1901 map of the Chicago, Rock Island & Pacific Railway from Poor's Manual of the Railroads of the United States, Wikimedia Commons

Incredibly influential in the westward expansion of rail and with agriculture its lifeblood, CRI&P track crisscrossed the Upper Midwest. However, the railroad never really diversified away from agriculture–so when agricultural traffic dwindled in the 1960s, the Rock Island Line had a big problem. Union Pacific proposed a merger in 1964, but the antitrust considerations were so large, and competing railroads so opposed, that it took the Interstate Commerce Commission 10 years to make a decision. In the meantime, the Rock Island cut costs, letting rolling stock and rail infrastructure deteriorate, waiting for the merger that never ended up closing. In the mid-1970s, no one left to merge with, left out of Amtrak, bedeviled by slow orders, and fighting with its labor unions, the railroad finally failed in 1979. Turns out the railroad was actually a decent business under all the debt and deferred maintenance–almost all the CRI&P’s major routes were picked up by competitors during the bankruptcy proceedings and are still in use.
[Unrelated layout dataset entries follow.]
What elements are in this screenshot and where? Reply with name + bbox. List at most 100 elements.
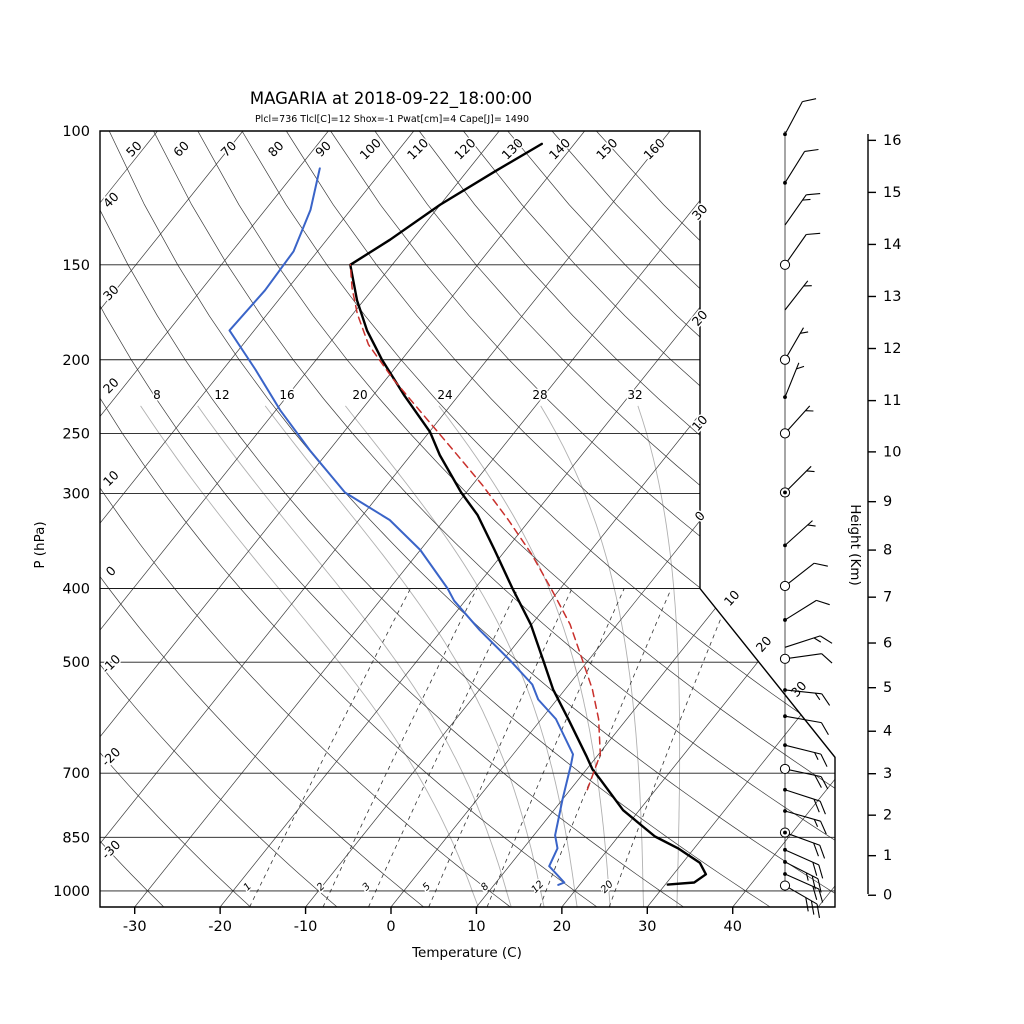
dry-adiabat-label-top: 110 xyxy=(404,135,432,163)
barb-base-dot xyxy=(783,490,787,495)
height-tick-label: 4 xyxy=(883,724,892,740)
mixing-ratio-line xyxy=(249,588,411,907)
wind-barb xyxy=(779,232,821,270)
dry-adiabat-label-left: 10 xyxy=(100,467,122,489)
barb-base-dot xyxy=(783,688,787,692)
height-tick-label: 7 xyxy=(883,590,892,606)
dry-adiabat-line xyxy=(463,131,835,907)
wind-barb xyxy=(783,599,830,622)
moist-adiabat-label: 32 xyxy=(627,388,642,402)
wind-barb xyxy=(783,809,827,835)
mixing-ratio-line xyxy=(539,588,672,907)
pressure-tick-label: 700 xyxy=(62,766,90,782)
isotherm-line xyxy=(476,131,835,907)
dewpoint-curve xyxy=(228,167,574,886)
dry-adiabat-label-top: 90 xyxy=(312,138,334,160)
moist-adiabat-label: 16 xyxy=(279,388,294,402)
moist-adiabat-label: 28 xyxy=(532,388,547,402)
parcel-curve xyxy=(349,264,602,791)
temperature-curve xyxy=(349,142,708,886)
x-axis-tick-label: 30 xyxy=(638,919,656,935)
dry-adiabat-label-left: 40 xyxy=(100,189,122,211)
dry-adiabat-line xyxy=(100,131,511,907)
barb-base-dot xyxy=(783,395,787,400)
isotherm-line xyxy=(100,131,415,907)
wind-barb xyxy=(779,405,814,439)
barb-base-dot xyxy=(783,809,787,813)
moist-adiabat-label: 24 xyxy=(437,388,452,402)
dry-adiabat-line xyxy=(596,131,835,907)
moist-adiabat-line xyxy=(637,405,681,907)
dry-adiabat-line xyxy=(241,131,835,907)
isotherm-line xyxy=(100,131,500,907)
dry-adiabat-label-top: 100 xyxy=(357,135,385,163)
dry-adiabat-line xyxy=(153,131,835,907)
pressure-tick-label: 500 xyxy=(62,655,90,671)
wind-barb xyxy=(779,327,809,365)
isotherm-line xyxy=(100,131,671,907)
wind-barbs-layer xyxy=(779,98,833,918)
dry-adiabat-line xyxy=(507,131,835,907)
wind-barb xyxy=(779,827,826,859)
dry-adiabat-label-top: 140 xyxy=(546,135,574,163)
wind-barb xyxy=(779,465,815,498)
x-axis-tick-label: -20 xyxy=(208,919,232,935)
height-tick-label: 3 xyxy=(883,766,892,782)
moist-adiabat-line xyxy=(345,405,578,907)
dry-adiabat-label-top: 80 xyxy=(265,138,287,160)
sounding-layer xyxy=(228,142,708,886)
pressure-axis-title: P (hPa) xyxy=(32,521,48,568)
barb-base-dot xyxy=(783,543,787,548)
x-axis-tick-label: 40 xyxy=(723,919,741,935)
dry-adiabat-line xyxy=(100,131,251,907)
wind-barb xyxy=(783,847,824,879)
barb-base-circle xyxy=(779,428,791,439)
pressure-tick-label: 100 xyxy=(62,124,90,140)
barb-base-circle xyxy=(779,653,791,664)
dry-adiabat-line xyxy=(374,131,835,907)
dry-adiabat-line xyxy=(100,131,165,907)
dry-adiabat-line xyxy=(100,131,771,907)
plot-labels-layer: 50 60 70 80 90 100 110 120 130 140 150 160403020100… xyxy=(97,134,811,898)
pressure-tick-label: 250 xyxy=(62,426,90,442)
wind-barb xyxy=(784,280,812,311)
barb-base-dot xyxy=(783,787,787,792)
pressure-tick-label: 850 xyxy=(62,830,90,846)
isotherm-line xyxy=(219,131,835,907)
x-axis-title: Temperature (C) xyxy=(411,945,522,961)
x-axis-tick-label: 20 xyxy=(553,919,571,935)
moist-adiabat-line xyxy=(140,405,479,907)
x-axis-tick-label: -30 xyxy=(123,919,147,935)
dry-adiabat-line xyxy=(100,131,424,907)
barb-base-dot xyxy=(783,132,787,137)
height-tick-label: 0 xyxy=(883,888,892,904)
dry-adiabat-label-top: 130 xyxy=(498,135,526,163)
wind-barb xyxy=(783,520,816,548)
mixing-ratio-label: 2 xyxy=(315,881,327,893)
isotherm-line xyxy=(134,131,756,907)
chart-title: MAGARIA at 2018-09-22_18:00:00 xyxy=(250,89,532,109)
height-tick-label: 13 xyxy=(883,289,901,305)
isotherm-line xyxy=(732,131,835,907)
pressure-tick-label: 150 xyxy=(62,258,90,274)
barb-base-circle xyxy=(779,354,791,365)
chart-subtitle: Plcl=736 Tlcl[C]=12 Shox=-1 Pwat[cm]=4 C… xyxy=(255,114,529,125)
x-axis-tick-label: -10 xyxy=(294,919,318,935)
moist-adiabat-label: 12 xyxy=(214,388,229,402)
plot-border xyxy=(99,130,836,908)
height-tick-label: 1 xyxy=(883,848,892,864)
mixing-ratio-line xyxy=(608,588,734,907)
height-tick-label: 16 xyxy=(883,133,901,149)
dry-adiabat-label-top: 50 xyxy=(123,138,145,160)
wind-barb xyxy=(783,362,805,400)
dry-adiabat-line xyxy=(100,131,338,907)
height-tick-label: 14 xyxy=(883,237,901,253)
isotherm-line xyxy=(305,131,835,907)
height-tick-label: 11 xyxy=(883,393,901,409)
mixing-ratio-label: 20 xyxy=(599,879,616,896)
barb-base-dot xyxy=(783,830,787,835)
moist-adiabat-line xyxy=(540,405,644,907)
mixing-ratio-label: 1 xyxy=(242,881,254,893)
dry-adiabat-line xyxy=(197,131,835,907)
pressure-tick-label: 200 xyxy=(62,353,90,369)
The liquidation of the railroad actually raised so much money that even after paying out all the creditors, the leftover company had enough capital to enter the...vacuum business? Renamed the Chicago Pacific Corporation, they bought Hoover.

The trackage and buildings here, in Rock Island itself, were bought by the Iowa Interstate Railroad, a startup railroad which resurrected the CRI&P’s Chicago - Omaha main line. The Greater Quad City Railway Historical Society tried to open a railroad museum in the old passenger depot here in 1986, but couldn’t swing the financing. The depot and the express building stood vacant and crumbling for years until the city of Rock Island jumped in, purchasing the buildings for $8,400 in 1994. With funding from the federal government thanks to the Intermodal Surface Transportation Efficiency Act, Gere-Dismer (now part of Studio483) working as the restoration architects, and presumably some tax credits from its NRHP listing in 1982, stabilization and restoration began.

After restoring the exterior, the city handed the building over to the Lemon Family, who restored and ran a hotel in Bettendorf. The Lemons completed the interior renovations, opening Abbey Station as a banquet hall in 1997. For more than 26 years now Abbey Station has been the last tangible bit of Chicago, Rock Island, & Pacific Railroad legacy in Rock Island itself–and it hosts weddings, too.